記事によれば、ジャガー・ランドローバーはむしろ今までは稼ぎどころでした。タタ自の100%子会社であるこの会社が、これまでグループ全体の利益を支えてきたとのこと。タタ自動車の本体が赤字の時期もグループ全体の利益を支えてきた孝行息子だったようです。
ところが、それがいきなり不振でピンチに。ジャガー・ランドローバーの中国の販売店はもともと地方都市に多く、最近の景気悪化の影響をもろに受けているとのこと。中国での販売不振ということで、トランプ大統領が始めた米中貿易戦争の影響もあるんでしょうかね。
中国では34%も販売が減った一方で、米英で8%増となるなど好調だった地域もあるとのこと。ところが、これまたアホな右派政治家の影響が出ているのかも。ジャガー・ランドローバーが本社を置く英国でも欧州連合(EU)離脱を巡る不透明感があり、4月には英国内の工場を約1週間も操業停止するなど、先行きは一段と厳しさを増しているといいます。

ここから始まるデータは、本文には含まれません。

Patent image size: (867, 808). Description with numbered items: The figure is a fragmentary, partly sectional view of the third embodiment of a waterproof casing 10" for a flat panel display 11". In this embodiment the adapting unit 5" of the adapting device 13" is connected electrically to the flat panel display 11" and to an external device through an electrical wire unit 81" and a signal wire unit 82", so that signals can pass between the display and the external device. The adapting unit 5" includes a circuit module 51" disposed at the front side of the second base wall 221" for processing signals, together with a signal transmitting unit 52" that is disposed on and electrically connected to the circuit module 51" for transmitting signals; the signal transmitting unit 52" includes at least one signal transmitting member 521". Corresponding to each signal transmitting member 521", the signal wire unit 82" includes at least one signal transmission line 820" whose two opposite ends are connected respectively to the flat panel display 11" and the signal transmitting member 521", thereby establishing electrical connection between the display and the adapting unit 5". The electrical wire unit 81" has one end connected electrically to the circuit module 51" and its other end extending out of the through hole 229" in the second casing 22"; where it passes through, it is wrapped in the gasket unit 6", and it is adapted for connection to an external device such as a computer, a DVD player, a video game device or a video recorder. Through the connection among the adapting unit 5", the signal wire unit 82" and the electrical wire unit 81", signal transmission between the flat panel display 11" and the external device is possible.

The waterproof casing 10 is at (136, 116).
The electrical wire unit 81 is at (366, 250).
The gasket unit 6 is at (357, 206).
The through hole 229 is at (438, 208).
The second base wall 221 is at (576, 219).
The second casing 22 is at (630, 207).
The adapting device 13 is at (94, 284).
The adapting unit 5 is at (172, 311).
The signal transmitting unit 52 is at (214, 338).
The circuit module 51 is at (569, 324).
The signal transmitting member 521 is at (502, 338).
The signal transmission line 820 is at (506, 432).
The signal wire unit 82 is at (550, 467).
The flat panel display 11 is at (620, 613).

なお、ジャガー・ランドローバーの買収候補としては、中国大手の長城汽車やプジョー・シトロエンで有名なフランスの多国籍企業グループPSAの名前が挙がっていました。中国企業がヨーロッパの有名企業を買収する例は多く、ジャガー・ランドローバーもその仲間入りを果たすかもしれません。
●50万円で買えるEVがバカ売れ!ただしインドのタタではなく…
2021/05/04:最も安いグレードだと約48万円で、50万円を切るという“超低価格”のEVが、売れているとのこと。当初書いていたナノの“10万ルピー(約17万円)車”から見るとずっと高いですが、本来なら50万円でも相当驚きですね。ただし、今回はタタ・モーターズの話でないだけでなく、インドの話でもありません。中国の話でした。
<50万円でクルマが買える? 中国EV市場で今、起きていること>(NHK 2021年4月30日 19時05分)によると、この車は2020年7月に中国で発売した格安の小型EV「宏光MINI EV」。中国としては少ない人口400万人の「田舎」中国南部、広西チワン族自治区柳州で売れているそうです。
https://www3.nhk.or.jp/news/html/20210430/k10013002641000.html
マーケティング担当者は年間で1万台を突破できればよいと考えていたそうですが、これがバカ売れ。販売台数は1年足らずで27万台を超え、世界最大のEVメーカー、テスラを抑えて、中国で2020年、EV販売でトップに立ちました。これは中国国内でのトップってことですが、検索すると世界でも2020年11月の2位だとしている記事があり、その多さがわかります。
記者がこの車に乗ってみると、若干がたつく感じもしたものの、あっという間に時速60キロを超え、坂道もスムーズに登り切るため、短時間なら許容範囲ではないかとのこと。日本の軽自動車よりもひと回り小さく、最高速度は時速100キロほどである一方、小回りがきき、狭い駐車スペースにも難なく止めることができたそうです。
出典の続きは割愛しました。